滋賀県栗東市で小児科医院を開業しています。小児の発達、小児の病気、開業準備のことなど書いてます。

「園から念のため検査してくるように言われました」に何とも思わないのが、大人の小児科医ってもんです

こんばんは。滋賀県栗東市の「栗東よしおか小児科」の吉岡誠一郎です。

 

当院近辺ではそれほどでもないですが、草津や大津の方から来られてる患者さんにはインフルエンザが増えてきました。これだけインフルエンザ流行が報じられると実際には症状からとても考えられないような子にまで迅速検査をせざる得ないこともあり、それで診察検査後にまた結果説明のための時間を取られるので、なかなかに外来が停滞してしまい困ります。

 

そんな中、毎年この時期によく聞かれる「保育園(幼稚園、学校、職場まで!)から念のため検査してくるように言われました」。もう私も開業して4回目のシーズンなので何とも思わなくなりましたけどね。今や「あー、そうですか、別に言うこと聞く必要ないですよ」って淡々と返すようになりました。検査するかどうかは私(医師)とあなた(患者 or 保護者)で決めれば良いんですよと。いやー、私も大人の小児科医になってきましたね、イラってこなくなった自分を褒めてあげたいです(笑)。

 

一応、確認しておくと、発症(発熱)から間もないとインフルであっても検査で陽性となりません。

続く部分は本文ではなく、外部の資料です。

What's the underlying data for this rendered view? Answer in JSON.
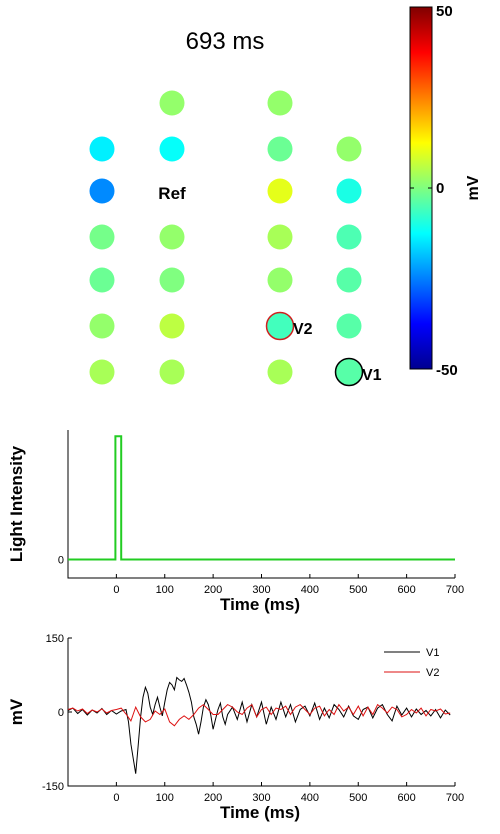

ある報告では発症12時間以内で30%ほど、24時間以内でも60%ほどの陽性率(本当のインフル患者の中で検査陽性が出る割合)。24時間超えてくると何とか90%ほどまで上がってくるようですが。要するの迅速検査で陰性でも、それでインフルを否定することは全然出来ないんです。念のためもへったくれもないんです!

 

と言いたいけど、目の前には言われたことを伝言したに過ぎない患者さんがいるだけですし。患者さんは無駄に院内感染のリスクに晒されて、しかもけっこうな痛みを伴う検査を無知な園から指示されるという被害者ですし。検査代もタダではない、皆の保険料や税金から支払われるんです。

 

最近はインフルエンザと診断されても、抗インフルエンザ薬を処方しない小児科医も増えています(健常な子どもには必要ないという考え)、そうなると患者本人的には検査の結果がどうでも治療は変わらないわけで、ますます検査の意義は無くなっていくんだろうなと思います。